The Conference’s objective was to discuss two subjects: first the political analyses and measures around PO, then the evidence surrounding PO and related activities in the different member countries. Philippe Lamberts, a Green MEP, introduced the event by encouraging participants to stop ducking the issue and understand the real implications of PO on our society.

The first part involved PO experts: Kjell Aleklett, President of the ASPO, Director of the Global Energy Systems Group at the University of Uppsala; Jeremy Leggett, of the UK Industry Task Force on Peak Oil and Energy Security and Lord Ron Oxburgh, House of Lords UK Parliament, former Chairman of Shell. Their three presentations helped to provide elements to understand PO and more broadly the EU’s addiction to fossil fuels. Both Kjell Aleklett and Jeremy Leggett insisted on the difficulty of convincing political and economic leaders of the urgency of concerted action, even if the military sector has already sounded the alarm (in Germany and Great Britain). In fact, producing countries that are seeing their reserves fall might consider reserving their production for their domestic markets. A discussion began with the room on the opportunities provided by non-conventional resources, such as shale gas. Lord Ron Oxburgh showed how the emergence of this new source had turned the world energy landscape upside down, changing the USA from a net importer to a self-sufficient country.

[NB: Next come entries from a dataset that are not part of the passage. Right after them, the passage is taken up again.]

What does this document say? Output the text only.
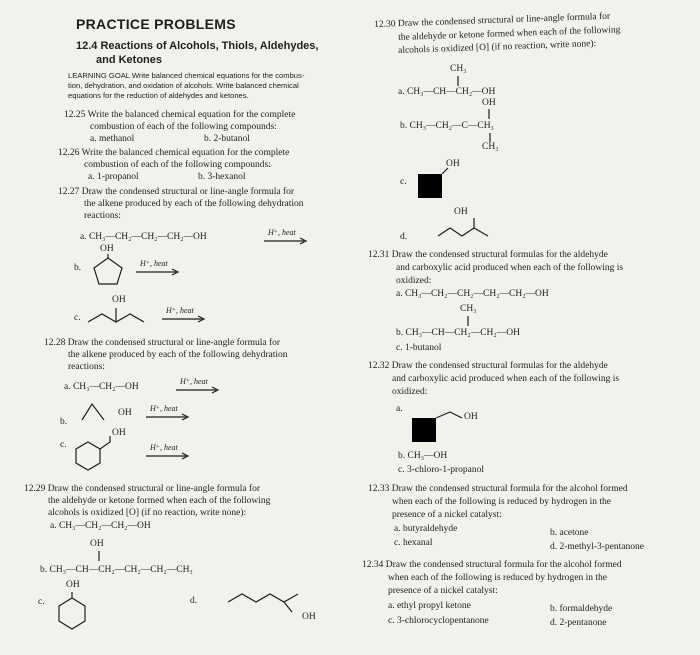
PRACTICE PROBLEMS
12.4 Reactions of Alcohols, Thiols, Aldehydes,
and Ketones
LEARNING GOAL Write balanced chemical equations for the combus-
tion, dehydration, and oxidation of alcohols. Write balanced chemical
equations for the reduction of aldehydes and ketones.
12.25 Write the balanced chemical equation for the complete
combustion of each of the following compounds:
a. methanol	b. 2-butanol
12.26 Write the balanced chemical equation for the complete
combustion of each of the following compounds:
a. 1-propanol	b. 3-hexanol
12.27 Draw the condensed structural or line-angle formula for
the alkene produced by each of the following dehydration
reactions:
a. CH₃—CH₂—CH₂—CH₂—OH
OH
H⁺, heat
b.	H⁺, heat
OH
c.
H⁺, heat
12.28 Draw the condensed structural or line-angle formula for
the alkene produced by each of the following dehydration
reactions:
a. CH₃—CH₂—OH
H⁺, heat
b.
OH H⁺, heat
OH
c.	H⁺, heat
12.29 Draw the condensed structural or line-angle formula for
the aldehyde or ketone formed when each of the following
alcohols is oxidized [O] (if no reaction, write none):
a. CH₃—CH₂—CH₂—OH
OH
b. CH₃—CH—CH₂—CH₂—CH₂—CH₃
OH
c.	d.
OH
12.30 Draw the condensed structural or line-angle formula for
the aldehyde or ketone formed when each of the following
alcohols is oxidized [O] (if no reaction, write none):
CH₃
a. CH₃—CH—CH₂—OH
OH
b. CH₃—CH₂—C—CH₃
CH₃
OH
c.
OH
d.
12.31 Draw the condensed structural formulas for the aldehyde
and carboxylic acid produced when each of the following is
oxidized:
a. CH₃—CH₂—CH₂—CH₂—CH₂—OH
CH₃
b. CH₃—CH—CH₂—CH₂—OH
c. 1-butanol
12.32 Draw the condensed structural formulas for the aldehyde
and carboxylic acid produced when each of the following is
oxidized:
a.
OH
b. CH₃—OH
c. 3-chloro-1-propanol
12.33 Draw the condensed structural formula for the alcohol formed
when each of the following is reduced by hydrogen in the
presence of a nickel catalyst:
a. butyraldehyde	b. acetone
c. hexanal	d. 2-methyl-3-pentanone
12.34 Draw the condensed structural formula for the alcohol formed
when each of the following is reduced by hydrogen in the
presence of a nickel catalyst:
a. ethyl propyl ketone	b. formaldehyde
c. 3-chlorocyclopentanone	d. 2-pentanone
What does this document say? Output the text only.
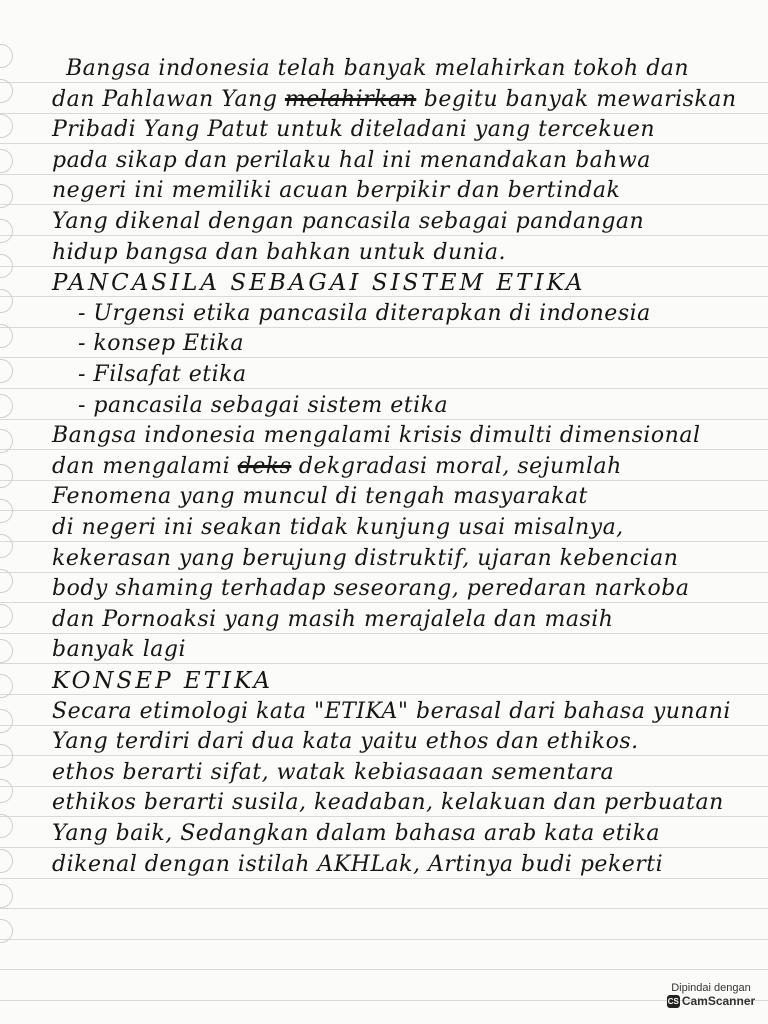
Bangsa indonesia telah banyak melahirkan tokoh dan
dan Pahlawan Yang melahirkan begitu banyak mewariskan
Pribadi Yang Patut untuk diteladani yang tercekuen
pada sikap dan perilaku hal ini menandakan bahwa
negeri ini memiliki acuan berpikir dan bertindak
Yang dikenal dengan pancasila sebagai pandangan
hidup bangsa dan bahkan untuk dunia.
PANCASILA SEBAGAI SISTEM ETIKA
- Urgensi etika pancasila diterapkan di indonesia
- konsep Etika
- Filsafat etika
- pancasila sebagai sistem etika
Bangsa indonesia mengalami krisis dimulti dimensional
dan mengalami deks dekgradasi moral, sejumlah
Fenomena yang muncul di tengah masyarakat
di negeri ini seakan tidak kunjung usai misalnya,
kekerasan yang berujung distruktif, ujaran kebencian
body shaming terhadap seseorang, peredaran narkoba
dan Pornoaksi yang masih merajalela dan masih
banyak lagi
KONSEP ETIKA
Secara etimologi kata "ETIKA" berasal dari bahasa yunani
Yang terdiri dari dua kata yaitu ethos dan ethikos.
ethos berarti sifat, watak kebiasaaan sementara
ethikos berarti susila, keadaban, kelakuan dan perbuatan
Yang baik, Sedangkan dalam bahasa arab kata etika
dikenal dengan istilah AKHLak, Artinya budi pekerti
Dipindai dengan
CS CamScanner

The second part focused more on the political responses to PO. The Commission and its energy, transport and agriculture general directorates were represented by Jan Panek, Marjeta Jager and Tassos Haniotis. They presented the European strategy to replace fossil fuels and lower GHG emissions by 2050 (Action Plan). Tassos Haniotis answered many questions on speculation around agricultural materials and its possible link to the increase in fossil fuel prices. All insisted on the need for political actor to know the real orders of scale (proven reserves, production), even if in the end it will probably be energy costs which will guide its actions over the coming years.